Now we'll build the pipeline in Mage, an open-source pipeline tool with orchestration, transformation and integration features. Mage separates each distinct phase of a pipeline into testable and reusable blocks of code and has a hybrid development environment, with an interactive GUI.

We'll extract the data from the API and perform some basic cleaning before loading it into GCS.

Starting Mage

Either use the mage-ai folder I include or alternatively clone the quick-start repo

git clone https://github.com/mage-ai/compose-quickstart.git

  1. Navigate to the mage-ai folder and build the mage container docker compose build
  2. Start the docker container with docker compose up
  3. Navigate to localhost:6789 - you may need to forward this port

Running the pipeline

The pipeline is configured to run daily to capture the previous day's scrobbles. This is achieved through a date parameter passed to the data_loader block and a trigger which schedules it to run daily. The API key is hidden within Mage's Secrets section, acting as a secrets manager where I am able to reference it directly in the data_loader block as a variable.
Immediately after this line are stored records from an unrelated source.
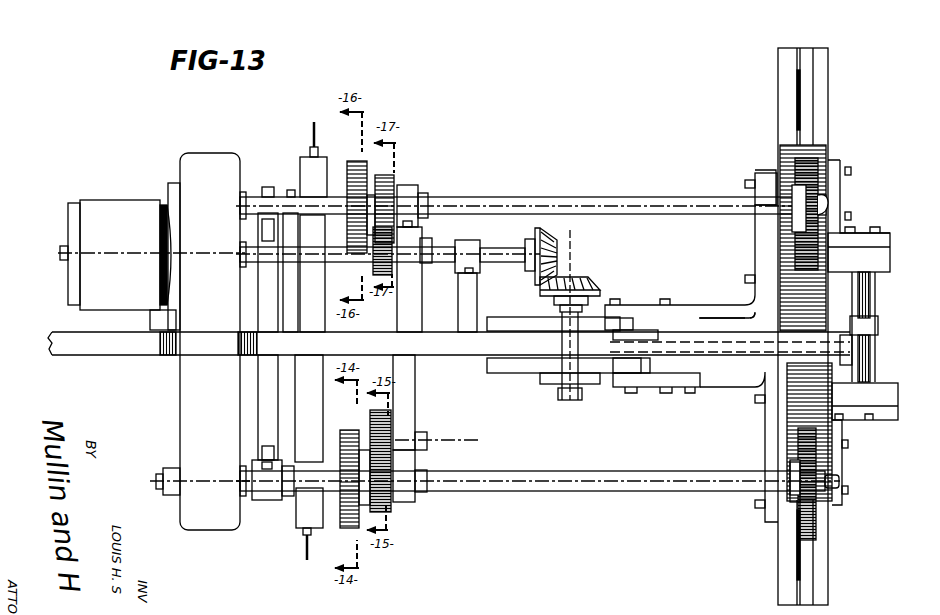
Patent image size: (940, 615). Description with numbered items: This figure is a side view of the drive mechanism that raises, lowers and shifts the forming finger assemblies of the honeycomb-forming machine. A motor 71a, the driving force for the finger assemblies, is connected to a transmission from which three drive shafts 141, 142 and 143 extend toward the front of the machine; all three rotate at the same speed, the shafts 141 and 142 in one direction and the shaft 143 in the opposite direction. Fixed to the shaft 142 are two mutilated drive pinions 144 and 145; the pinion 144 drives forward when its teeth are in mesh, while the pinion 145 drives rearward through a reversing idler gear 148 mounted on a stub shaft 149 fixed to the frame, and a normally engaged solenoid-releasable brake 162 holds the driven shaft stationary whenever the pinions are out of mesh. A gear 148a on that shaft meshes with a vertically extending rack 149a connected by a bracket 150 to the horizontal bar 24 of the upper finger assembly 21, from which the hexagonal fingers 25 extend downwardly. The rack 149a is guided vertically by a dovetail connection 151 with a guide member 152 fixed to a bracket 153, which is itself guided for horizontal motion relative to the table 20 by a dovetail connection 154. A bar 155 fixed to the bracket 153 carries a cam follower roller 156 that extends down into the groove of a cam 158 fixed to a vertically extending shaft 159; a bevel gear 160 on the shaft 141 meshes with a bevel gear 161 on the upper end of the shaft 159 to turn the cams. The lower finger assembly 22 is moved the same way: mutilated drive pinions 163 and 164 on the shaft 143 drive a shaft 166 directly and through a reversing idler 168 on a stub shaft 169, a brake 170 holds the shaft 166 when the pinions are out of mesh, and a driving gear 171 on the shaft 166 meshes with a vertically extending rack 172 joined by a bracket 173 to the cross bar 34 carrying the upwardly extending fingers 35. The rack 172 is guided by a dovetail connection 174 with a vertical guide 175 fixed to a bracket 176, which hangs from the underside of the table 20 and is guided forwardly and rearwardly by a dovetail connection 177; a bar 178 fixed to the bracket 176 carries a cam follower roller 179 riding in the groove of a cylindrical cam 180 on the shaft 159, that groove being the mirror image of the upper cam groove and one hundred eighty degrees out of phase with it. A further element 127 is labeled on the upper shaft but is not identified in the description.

The motor 71a is at (112, 200).
The table 20 is at (448, 354).
The drive shaft 142 is at (270, 196).
The stub shaft 149 is at (430, 244).
The brake 162 is at (304, 156).
The mutilated drive pinion 144 is at (356, 170).
The mutilated drive pinion 145 is at (392, 186).
The reversing idler gear 148 is at (373, 267).
The drive shaft 141 is at (505, 253).
The bevel gear 160 is at (546, 243).
The bevel gear 161 is at (582, 280).
The vertically extending shaft 159 is at (570, 397).
The cam 158 is at (520, 314).
The cylindrical cam 180 is at (516, 374).
The bar 155 is at (640, 308).
The cam follower roller 156 is at (612, 318).
The dovetail connection 154 is at (670, 338).
The bracket 153 is at (724, 316).
The bar 178 is at (650, 388).
The cam follower roller 179 is at (632, 372).
The dovetail connection 177 is at (684, 350).
The bracket 176 is at (764, 372).
The shaft 127 is at (551, 201).
The guide member 152 is at (836, 36).
The dovetail connection 151 is at (800, 93).
The dovetail connection 174 is at (810, 564).
The vertical guide 175 is at (826, 594).
The rack 149a is at (828, 148).
The gear 148a is at (812, 172).
The bracket 150 is at (866, 232).
The upper finger assembly 21 is at (878, 250).
The bar 24 is at (881, 266).
The hexagonal fingers 25 is at (864, 296).
The hexagonal fingers 35 is at (878, 362).
The bar 34 is at (894, 396).
The lower finger assembly 22 is at (896, 408).
The rack 172 is at (788, 424).
The driving gear 171 is at (796, 526).
The bracket 173 is at (842, 459).
The shaft 166 is at (608, 490).
The drive shaft 143 is at (270, 492).
The brake 170 is at (298, 520).
The mutilated drive pinion 163 is at (352, 518).
The mutilated drive pinion 164 is at (386, 510).
The reversing idler 168 is at (368, 419).
The stub shaft 169 is at (428, 440).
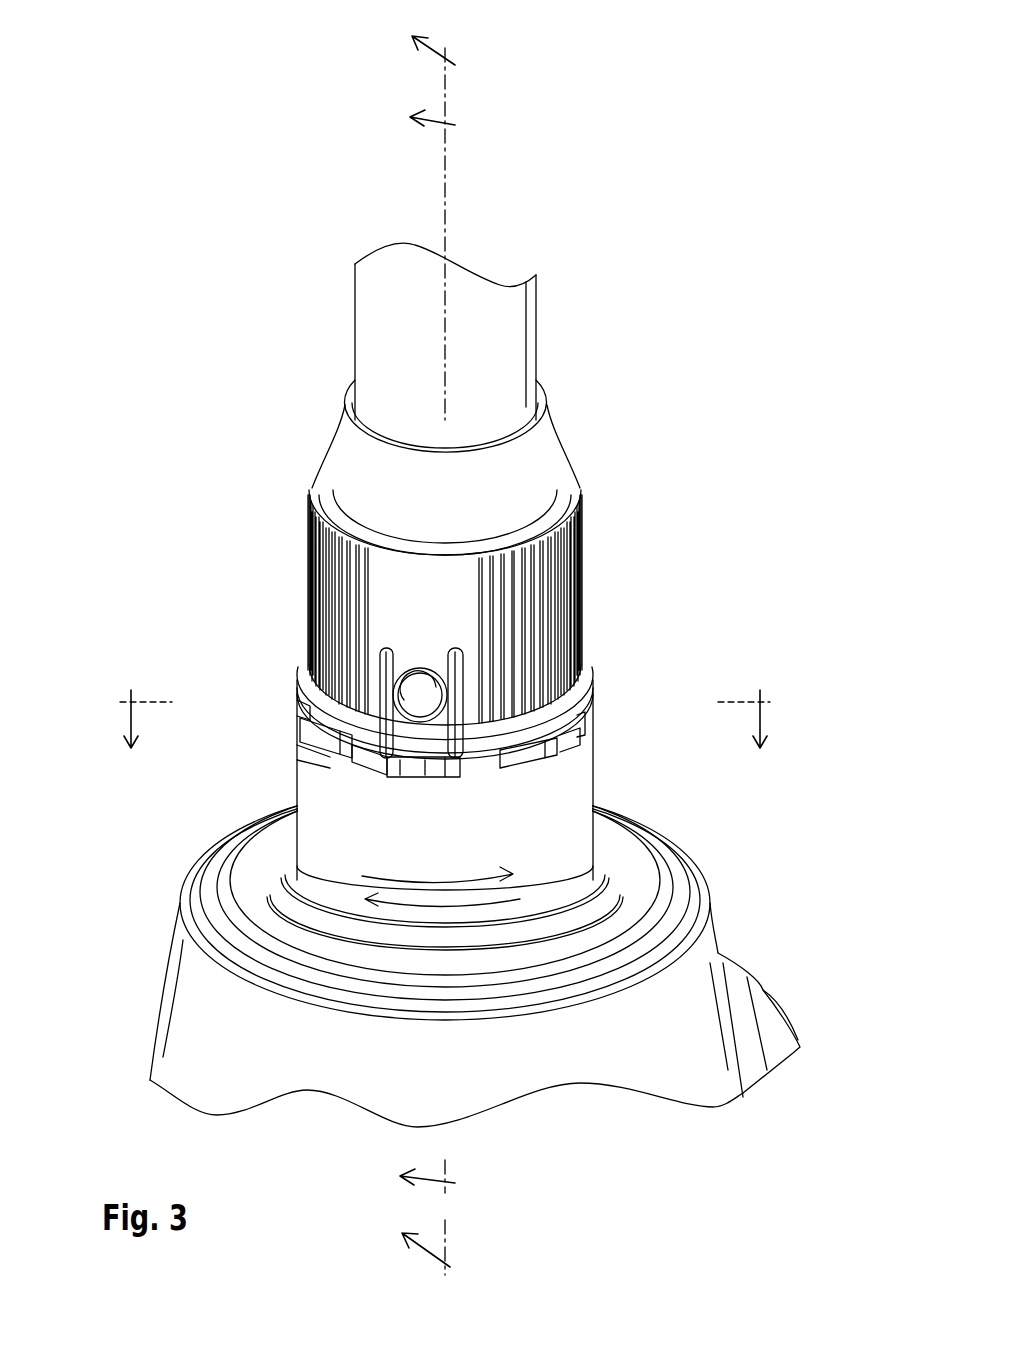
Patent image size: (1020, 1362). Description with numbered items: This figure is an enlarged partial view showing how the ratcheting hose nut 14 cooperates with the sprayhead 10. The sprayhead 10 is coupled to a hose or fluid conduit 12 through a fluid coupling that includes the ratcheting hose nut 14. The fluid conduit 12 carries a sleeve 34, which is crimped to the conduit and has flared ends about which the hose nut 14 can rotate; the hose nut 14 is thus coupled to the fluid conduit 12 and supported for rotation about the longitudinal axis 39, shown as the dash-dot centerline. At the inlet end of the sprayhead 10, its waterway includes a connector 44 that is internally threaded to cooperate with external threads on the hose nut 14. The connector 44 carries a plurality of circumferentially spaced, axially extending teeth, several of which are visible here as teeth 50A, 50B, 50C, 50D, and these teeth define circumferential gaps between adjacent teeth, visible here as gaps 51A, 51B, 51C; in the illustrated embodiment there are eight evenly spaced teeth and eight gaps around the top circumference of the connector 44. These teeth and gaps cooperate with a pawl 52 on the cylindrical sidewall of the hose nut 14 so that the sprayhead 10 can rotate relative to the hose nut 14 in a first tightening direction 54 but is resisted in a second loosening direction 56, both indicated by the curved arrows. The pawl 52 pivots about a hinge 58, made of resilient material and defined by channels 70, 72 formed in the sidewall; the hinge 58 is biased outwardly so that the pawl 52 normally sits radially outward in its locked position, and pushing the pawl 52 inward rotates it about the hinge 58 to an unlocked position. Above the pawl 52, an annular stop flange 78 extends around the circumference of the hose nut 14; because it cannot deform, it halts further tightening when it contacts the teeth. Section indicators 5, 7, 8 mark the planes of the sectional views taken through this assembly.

The sprayhead 10 is at (165, 990).
The fluid conduit 12 is at (540, 330).
The ratcheting hose nut 14 is at (590, 560).
The sleeve 34 is at (332, 432).
The longitudinal axis 39 is at (450, 205).
The connector 44 is at (575, 848).
The tooth 50A is at (595, 740).
The tooth 50B is at (560, 800).
The tooth 50C is at (322, 786).
The tooth 50D is at (300, 715).
The gap 51A is at (560, 757).
The gap 51B is at (300, 808).
The gap 51C is at (322, 756).
The pawl 52 is at (418, 778).
The first tightening direction 54 is at (300, 880).
The second loosening direction 56 is at (432, 907).
The hinge 58 is at (418, 658).
The channel 70 is at (380, 662).
The channel 72 is at (470, 678).
The annular stop flange 78 is at (595, 690).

You'll need to add these secrets with your own API key and set up a trigger that runs to your required schedule.

Configuring GCP with Mage

In order to upload to your BigQuery dataset (or GCS Bucket), you'll first need to configure Mage to authenticate with GCP.

  1. Navigate to your io_config.yaml file
  2. update the section under Google to include your service account credentials
GOOGLE_SERVICE_ACC_KEY_FILEPATH: "/home/src/{your_credentials}.json"
GOOGLE_LOCATION: EU # Optional

Creating an external table

Once you've loaded the data into a GCS bucket, you can create an external table from the contents, which you'll reference in dbt.

Example:

CREATE OR REPLACE EXTERNAL TABLE `database.schema.your_table`
OPTIONS (
  format = 'csv',
  uris = ['gs://bucket/data_folder/*.csv']
)
;

Deploying Mage on GCP

Firstly, you'll need a service account with the following permissions:

  • Artifact Registry Reader
  • Artifact Registry Writer
  • BigQuery Admin
  • Cloud Run Developer
  • Cloud SQL Admin
  • Compute Admin
  • Service Account Token Creator
  • Storage Admin

Once that's created, you can pull down the mage terraform templates via:

git clone https://github.com/mage-ai/mage-ai-terraform-templates.git

Now run terraform init and terraform apply to deploy Mage as a Cloud Run service.

General notes
You may need to enable several APIs within GCloud Console: Cloud SQL Admin, Serverless VPC Access
You may wish to skip the deployment step - or remember to at least destroy the resources as they are very expensive if left on!